Shweta handed him a pristine white kurta. “What’s wrong with the one you are wearing?”
He points at the kurta’s hem. Turmeric had stained it yellow. “Today is an important day. I must appear neat. Just like Babuji said, your clothes speak volumes about you.”
“And, look what happened to your mentor, Shastriji?”
He stays mum while changing into the clean apparel. He approaches Shweta, holding her hand in his.
“Today is the day the truth is unveiled. The day of reckoning. All my life, I have waited for this day, Shweta.”
She nods, patting his cheek, and retreats into the kitchen, a few paces away from their matchbox bedroom while Aryak got ready. Hearing him softly curse for the second time since morning, Shweta hurries out with the bowl of curd and a spoon to find her husband kicking the old rickety scooter in disgust.
“It won’t start! Hari, get my cycle,” he yells. Shweta notices a black greasy smudge on his cuff, but holds her silence. Aryak carefully places the diary and the papers in the basket near the handle and perches on the cycle seat to ride off.
“Arrey, have a spoon of curd!

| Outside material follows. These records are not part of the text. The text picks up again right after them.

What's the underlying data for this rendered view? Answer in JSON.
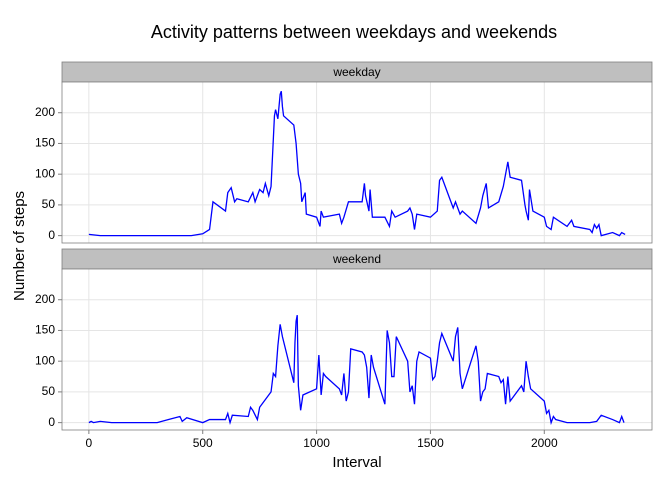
{
  "chart_data": {
    "type": "line",
    "title": "Activity patterns between weekdays and weekends",
    "xlabel": "Interval",
    "ylabel": "Number of steps",
    "xlim": [
      -118,
      2473
    ],
    "xticks": [
      0,
      500,
      1000,
      1500,
      2000
    ],
    "ylim": [
      -12,
      250
    ],
    "yticks": [
      0,
      50,
      100,
      150,
      200
    ],
    "grid": true,
    "series": [
      {
        "name": "weekday",
        "color": "#0000ff",
        "x": [
          0,
          50,
          100,
          200,
          300,
          400,
          450,
          500,
          530,
          545,
          600,
          610,
          625,
          640,
          650,
          700,
          720,
          730,
          750,
          765,
          775,
          790,
          800,
          815,
          820,
          830,
          840,
          845,
          850,
          855,
          900,
          910,
          920,
          930,
          935,
          950,
          955,
          1000,
          1015,
          1020,
          1030,
          1100,
          1110,
          1120,
          1140,
          1200,
          1210,
          1215,
          1230,
          1235,
          1245,
          1300,
          1320,
          1330,
          1345,
          1400,
          1410,
          1420,
          1430,
          1440,
          1500,
          1530,
          1540,
          1550,
          1600,
          1610,
          1620,
          1630,
          1640,
          1700,
          1720,
          1730,
          1745,
          1755,
          1800,
          1820,
          1840,
          1850,
          1900,
          1915,
          1920,
          1930,
          1935,
          1950,
          2000,
          2010,
          2030,
          2040,
          2100,
          2120,
          2130,
          2200,
          2210,
          2220,
          2230,
          2240,
          2250,
          2300,
          2330,
          2340,
          2355
        ],
        "values": [
          2,
          0,
          0,
          0,
          0,
          0,
          0,
          3,
          10,
          55,
          40,
          70,
          78,
          55,
          60,
          55,
          70,
          55,
          75,
          70,
          85,
          65,
          80,
          195,
          205,
          190,
          230,
          235,
          210,
          195,
          180,
          150,
          100,
          85,
          55,
          70,
          35,
          30,
          15,
          40,
          30,
          35,
          20,
          30,
          55,
          55,
          85,
          65,
          40,
          75,
          30,
          30,
          15,
          40,
          30,
          40,
          45,
          35,
          10,
          35,
          30,
          40,
          90,
          95,
          45,
          55,
          45,
          35,
          40,
          20,
          45,
          65,
          85,
          45,
          55,
          80,
          120,
          95,
          90,
          50,
          40,
          25,
          75,
          40,
          30,
          15,
          10,
          30,
          15,
          25,
          15,
          10,
          5,
          18,
          12,
          18,
          0,
          5,
          0,
          5,
          2
        ]
      },
      {
        "name": "weekend",
        "color": "#0000ff",
        "x": [
          0,
          10,
          20,
          50,
          100,
          300,
          350,
          400,
          410,
          430,
          500,
          530,
          600,
          610,
          620,
          630,
          700,
          710,
          720,
          740,
          750,
          800,
          810,
          820,
          830,
          840,
          850,
          900,
          905,
          910,
          915,
          920,
          930,
          940,
          1000,
          1010,
          1020,
          1030,
          1040,
          1100,
          1110,
          1120,
          1130,
          1140,
          1150,
          1200,
          1210,
          1220,
          1230,
          1240,
          1250,
          1300,
          1310,
          1320,
          1330,
          1340,
          1350,
          1400,
          1410,
          1420,
          1430,
          1440,
          1450,
          1500,
          1510,
          1520,
          1530,
          1540,
          1550,
          1600,
          1610,
          1620,
          1630,
          1640,
          1700,
          1710,
          1720,
          1730,
          1740,
          1750,
          1800,
          1810,
          1820,
          1830,
          1840,
          1850,
          1900,
          1910,
          1920,
          1930,
          1940,
          2000,
          2010,
          2020,
          2030,
          2040,
          2050,
          2100,
          2200,
          2230,
          2250,
          2300,
          2330,
          2340,
          2350
        ],
        "values": [
          0,
          2,
          0,
          2,
          0,
          0,
          5,
          10,
          2,
          8,
          0,
          5,
          5,
          15,
          0,
          12,
          10,
          25,
          20,
          5,
          25,
          50,
          80,
          75,
          125,
          160,
          140,
          65,
          130,
          165,
          175,
          60,
          20,
          45,
          55,
          110,
          45,
          80,
          75,
          55,
          45,
          80,
          35,
          50,
          120,
          115,
          110,
          90,
          40,
          110,
          90,
          30,
          150,
          130,
          75,
          75,
          140,
          100,
          50,
          60,
          30,
          100,
          115,
          105,
          70,
          75,
          100,
          130,
          145,
          100,
          140,
          155,
          80,
          55,
          125,
          100,
          35,
          50,
          55,
          80,
          75,
          65,
          70,
          30,
          75,
          35,
          60,
          50,
          100,
          75,
          55,
          35,
          15,
          20,
          0,
          10,
          5,
          0,
          0,
          2,
          12,
          5,
          0,
          10,
          0
        ]
      }
    ]
  }
}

It’s for good luck,” Shweta calls out. “Listen!” Aryak looks back and waves his hand, dismissing her.
Never call someone’s name as they are leaving, amma would say. What have I done? God, please keep my husband safe, thinks Shweta.
The truck comes from nowhere. Silently, it rams into Aryak, a stationery object, with full force. Aryak crumbles on the edge, a few paces ahead. Red blood spurts out of his body, his white kurta quickly absorbing it. The blood covering the grease stain. People crowd around him. His eyes roll back, exposing the white sclera.
All my life, I have hankered for the colour white, believing in its purity. Its ability to clarify things. I wore only white, hoping the colour’s calmness would rub off me and seep into my life.
His breath becomes ragged.
But I have seen the other side of white. Its ability to cover things. Its ability to whitewash the truth. Its blackness.
White is not a colour. It’s an absence of colour.
An absence of truth.
Glossary:
- Halahal: A poison that Lord Shiva ingested when the ocean was churned by the Devas and Asuras.
- Moongphali-patti: A peanut-jaggery treat.
- Kurta: A tunic.
- Goonj: An echo.
- Hanuman Chalisa: Forty chaupals based on the Lord Hanuman.